Brussels – Inaccessible contracts, unshared information, and impossible-to-access text messages because many SMS were destroyed. There is a revival of the Pfizergate case on Ursula von der Leyen, linked to contracts the European Commission signed with the pharmaceutical company to purchase massive doses of anti-COVID shots to respond to the health crisis after Ema’s green light to sell vaccines in the single market. However, the case seems to be revived in a (counter) election campaign key since the affair is not entirely new, given that von der Leyen has already been dragged to court for the case over a year ago.
The European Parliament, from the beginning, criticized contracts between the community executive and pharmaceutical companies for alleged lack of transparency on details and conditions. Even the European Ombudsman, back in January 2021, opened a file against the von der Leyen team for the alleged lack of transparency in the management of the negotiations.
Von der Leyen was notified that the European Public Prosecutor’s Office (Eppo) took charge of the file, an event that would exacerbate doubts about the conduct of the EU executive. The European Prosecutor’s Office opened a file against the European Commission as early as October 2022 because of the sensitivity of the moment, the figures involved (billion-dollar contracts), and the complaints made.
In essence, there don’t seem to be any new elements in an affair that belongs to the past.
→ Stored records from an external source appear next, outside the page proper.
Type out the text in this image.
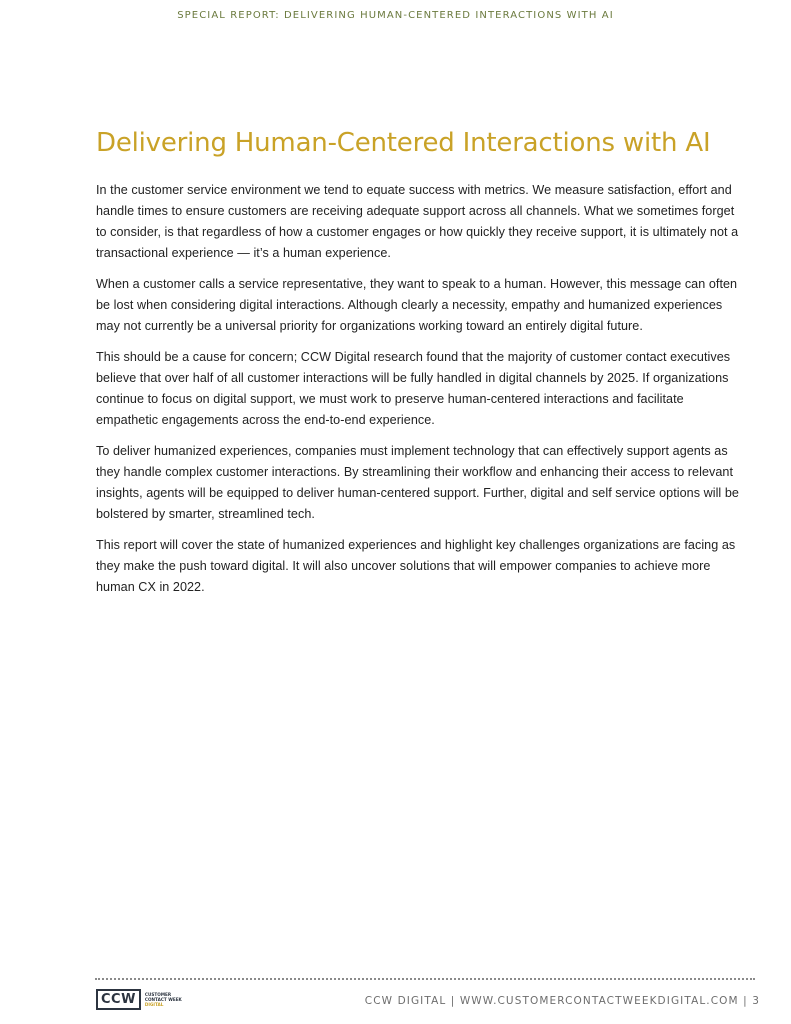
SPECIAL REPORT: DELIVERING HUMAN-CENTERED INTERACTIONS WITH AI
Delivering Human-Centered Interactions with AI

In the customer service environment we tend to equate success with metrics. We measure satisfaction, effort and handle times to ensure customers are receiving adequate support across all channels. What we sometimes forget to consider, is that regardless of how a customer engages or how quickly they receive support, it is ultimately not a transactional experience — it’s a human experience.

When a customer calls a service representative, they want to speak to a human. However, this message can often be lost when considering digital interactions. Although clearly a necessity, empathy and humanized experiences may not currently be a universal priority for organizations working toward an entirely digital future.

This should be a cause for concern; CCW Digital research found that the majority of customer contact executives believe that over half of all customer interactions will be fully handled in digital channels by 2025. If organizations continue to focus on digital support, we must work to preserve human-centered interactions and facilitate empathetic engagements across the end-to-end experience.

To deliver humanized experiences, companies must implement technology that can effectively support agents as they handle complex customer interactions. By streamlining their workflow and enhancing their access to relevant insights, agents will be equipped to deliver human-centered support. Further, digital and self service options will be bolstered by smarter, streamlined tech.

This report will cover the state of humanized experiences and highlight key challenges organizations are facing as they make the push toward digital. It will also uncover solutions that will empower companies to achieve more human CX in 2022.

CCW	CUSTOMER
CONTACT WEEK
DIGITAL	CCW DIGITAL | WWW.CUSTOMERCONTACTWEEKDIGITAL.COM | 3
The Commission is accused of wasting 4 billion euros in vaccines bought and then thrown away, of which, however, Health Commissioner Stella Kyriakides, accounted for last month, explaining that the goal, at the time of the health crisis, was to create stockpiles and that this resulted in deliberate over-purchases to make sure to guarantee EU vaccine coverage. “Member States are the legal owners of the Covid-19 vaccines procured through (advance) purchase agreements concluded by the Commission on behalf of the Member States with vaccine manufacturers,” the Commissioner added. As owners, “they are responsible for overseeing the management of their national stockpiles” and, therefore, their use and waste.
Riding the wave of the moment are opposition forces: Kyriakides was responding to a question submitted by MEP Ioannis Lagos, a member of the Greek ultra-right. Meanwhile, the League attacks: “The investigation by the European prosecutor’s office into the so-called Pfizergate case confirms the seriousness of the affair, on which the League in Europe has been calling for clarity since day one,” said Marco Zanni and (ID group president) and Marco Campomenosi, respectively president of the Identity and Democracy (Id) group and head of the League delegation in the European Parliament.
The ‘Pfizergate’ affair invests the outgoing president of the European Commission, who is eager for a second term, but with elements to date that are certainly not new. The case breaks into the election campaign that von der Leyen has, in fact, already begun and which may be affected by this attack much more in the media than anywhere else.